フルトヴェングラーは死なない。
1954年にハイデルベルクの墓地に埋葬されても、録音とともに蘇って、音楽のために戦い続ける。
その意味で、現代の録音が持つ可能性を徹底的に体現してきた音楽家なのだ。
いまも、フルトヴェングラーの存在は大きい。
しかしここには危険もある。彼の世界に人々が閉じこもり、現代の音楽界と関わらなければ、いまの音楽が衰弱する。
だが、「ナチの影」を意味ありげに語ったり、時代遅れの音楽家と決めつけても、フルトヴェングラーを葬ることはできない。
彼は高潔で勇気があり、その演奏は傑出している。
その事実を否定しても無駄である。
ただ、フルトヴェングラーは自分の時代から逃げないで、音楽のために不屈の信念で闘った。

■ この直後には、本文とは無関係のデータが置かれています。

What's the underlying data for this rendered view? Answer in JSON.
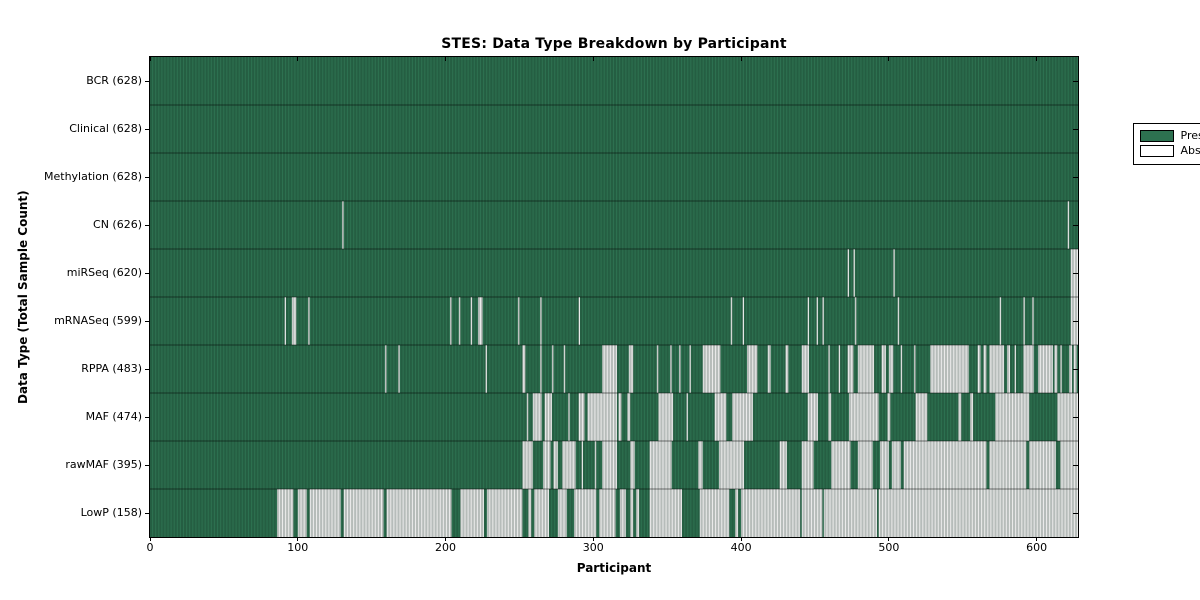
{
  "title": "STES: Data Type Breakdown by Participant",
  "axes": {
    "x_label": "Participant",
    "y_label": "Data Type (Total Sample Count)",
    "x_ticks": [
      0,
      100,
      200,
      300,
      400,
      500,
      600
    ],
    "x_min": 0,
    "x_max": 628
  },
  "legend": {
    "present_label": "Present",
    "absent_label": "Absent"
  },
  "colors": {
    "present": "#2d7150",
    "absent": "#ececec",
    "stripe": "#0a2216",
    "legend_present": "#2d7150",
    "legend_absent": "#ffffff",
    "border": "#000000"
  },
  "chart_data": {
    "type": "heatmap",
    "title": "STES: Data Type Breakdown by Participant",
    "xlabel": "Participant",
    "ylabel": "Data Type (Total Sample Count)",
    "xlim": [
      0,
      628
    ],
    "x_ticks": [
      0,
      100,
      200,
      300,
      400,
      500,
      600
    ],
    "legend_entries": [
      "Present",
      "Absent"
    ],
    "legend_position": "upper right",
    "value_encoding": {
      "present": "green filled column",
      "absent": "white column"
    },
    "rows": [
      {
        "label": "BCR (628)",
        "name": "BCR",
        "total": 628,
        "absent_runs": []
      },
      {
        "label": "Clinical (628)",
        "name": "Clinical",
        "total": 628,
        "absent_runs": []
      },
      {
        "label": "Methylation (628)",
        "name": "Methylation",
        "total": 628,
        "absent_runs": []
      },
      {
        "label": "CN (626)",
        "name": "CN",
        "total": 626,
        "absent_runs": [
          [
            130,
            131
          ],
          [
            621,
            622
          ]
        ]
      },
      {
        "label": "miRSeq (620)",
        "name": "miRSeq",
        "total": 620,
        "absent_runs": [
          [
            472,
            473
          ],
          [
            476,
            477
          ],
          [
            503,
            504
          ],
          [
            623,
            628
          ]
        ]
      },
      {
        "label": "mRNASeq (599)",
        "name": "mRNASeq",
        "total": 599,
        "absent_runs": [
          [
            91,
            92
          ],
          [
            96,
            99
          ],
          [
            107,
            108
          ],
          [
            203,
            204
          ],
          [
            209,
            210
          ],
          [
            217,
            218
          ],
          [
            222,
            225
          ],
          [
            249,
            250
          ],
          [
            264,
            265
          ],
          [
            290,
            291
          ],
          [
            393,
            394
          ],
          [
            401,
            402
          ],
          [
            445,
            446
          ],
          [
            451,
            452
          ],
          [
            455,
            456
          ],
          [
            477,
            478
          ],
          [
            506,
            507
          ],
          [
            575,
            576
          ],
          [
            591,
            592
          ],
          [
            597,
            598
          ],
          [
            623,
            628
          ]
        ]
      },
      {
        "label": "RPPA (483)",
        "name": "RPPA",
        "total": 483,
        "absent_runs": [
          [
            159,
            160
          ],
          [
            168,
            169
          ],
          [
            227,
            228
          ],
          [
            252,
            254
          ],
          [
            264,
            265
          ],
          [
            272,
            273
          ],
          [
            280,
            281
          ],
          [
            306,
            316
          ],
          [
            324,
            327
          ],
          [
            343,
            344
          ],
          [
            352,
            353
          ],
          [
            358,
            359
          ],
          [
            365,
            366
          ],
          [
            374,
            386
          ],
          [
            404,
            411
          ],
          [
            418,
            420
          ],
          [
            430,
            432
          ],
          [
            441,
            446
          ],
          [
            459,
            460
          ],
          [
            466,
            467
          ],
          [
            472,
            476
          ],
          [
            479,
            490
          ],
          [
            495,
            498
          ],
          [
            500,
            503
          ],
          [
            508,
            509
          ],
          [
            517,
            518
          ],
          [
            528,
            554
          ],
          [
            560,
            562
          ],
          [
            564,
            566
          ],
          [
            568,
            578
          ],
          [
            580,
            582
          ],
          [
            585,
            586
          ],
          [
            591,
            598
          ],
          [
            601,
            611
          ],
          [
            612,
            614
          ],
          [
            616,
            617
          ],
          [
            622,
            624
          ],
          [
            625,
            627
          ]
        ]
      },
      {
        "label": "MAF (474)",
        "name": "MAF",
        "total": 474,
        "absent_runs": [
          [
            255,
            256
          ],
          [
            259,
            265
          ],
          [
            267,
            272
          ],
          [
            283,
            284
          ],
          [
            290,
            294
          ],
          [
            296,
            316
          ],
          [
            317,
            319
          ],
          [
            323,
            325
          ],
          [
            344,
            354
          ],
          [
            363,
            364
          ],
          [
            382,
            390
          ],
          [
            394,
            408
          ],
          [
            445,
            452
          ],
          [
            459,
            461
          ],
          [
            473,
            493
          ],
          [
            499,
            501
          ],
          [
            518,
            526
          ],
          [
            547,
            549
          ],
          [
            555,
            557
          ],
          [
            572,
            595
          ],
          [
            614,
            628
          ]
        ]
      },
      {
        "label": "rawMAF (395)",
        "name": "rawMAF",
        "total": 395,
        "absent_runs": [
          [
            252,
            259
          ],
          [
            266,
            271
          ],
          [
            273,
            276
          ],
          [
            279,
            288
          ],
          [
            292,
            293
          ],
          [
            301,
            302
          ],
          [
            306,
            316
          ],
          [
            325,
            328
          ],
          [
            338,
            353
          ],
          [
            371,
            374
          ],
          [
            385,
            402
          ],
          [
            426,
            431
          ],
          [
            441,
            449
          ],
          [
            461,
            474
          ],
          [
            479,
            489
          ],
          [
            494,
            500
          ],
          [
            502,
            508
          ],
          [
            510,
            566
          ],
          [
            568,
            593
          ],
          [
            595,
            613
          ],
          [
            616,
            628
          ]
        ]
      },
      {
        "label": "LowP (158)",
        "name": "LowP",
        "total": 158,
        "absent_runs": [
          [
            86,
            97
          ],
          [
            100,
            106
          ],
          [
            108,
            129
          ],
          [
            131,
            158
          ],
          [
            160,
            204
          ],
          [
            210,
            226
          ],
          [
            228,
            252
          ],
          [
            256,
            258
          ],
          [
            260,
            270
          ],
          [
            276,
            282
          ],
          [
            287,
            302
          ],
          [
            304,
            315
          ],
          [
            318,
            322
          ],
          [
            325,
            327
          ],
          [
            329,
            331
          ],
          [
            338,
            360
          ],
          [
            372,
            392
          ],
          [
            396,
            398
          ],
          [
            400,
            440
          ],
          [
            441,
            455
          ],
          [
            456,
            492
          ],
          [
            493,
            628
          ]
        ]
      }
    ]
  }
}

いまの音楽を見捨てれば、フルトヴェングラーを根本的なところで裏切ってしまう。
彼の録音が伝える感銘を受け止めて、自分の立場で音楽を育てていく勇気が、いま求められているのである。
*なお、このホームページを書くにあたっては、文献だけでなく「指揮の芸術」という、演奏会、リハーサル風景に、音楽学者、演奏家たちのコメント等が収録されているビデオも大いに参考にさせてもらった。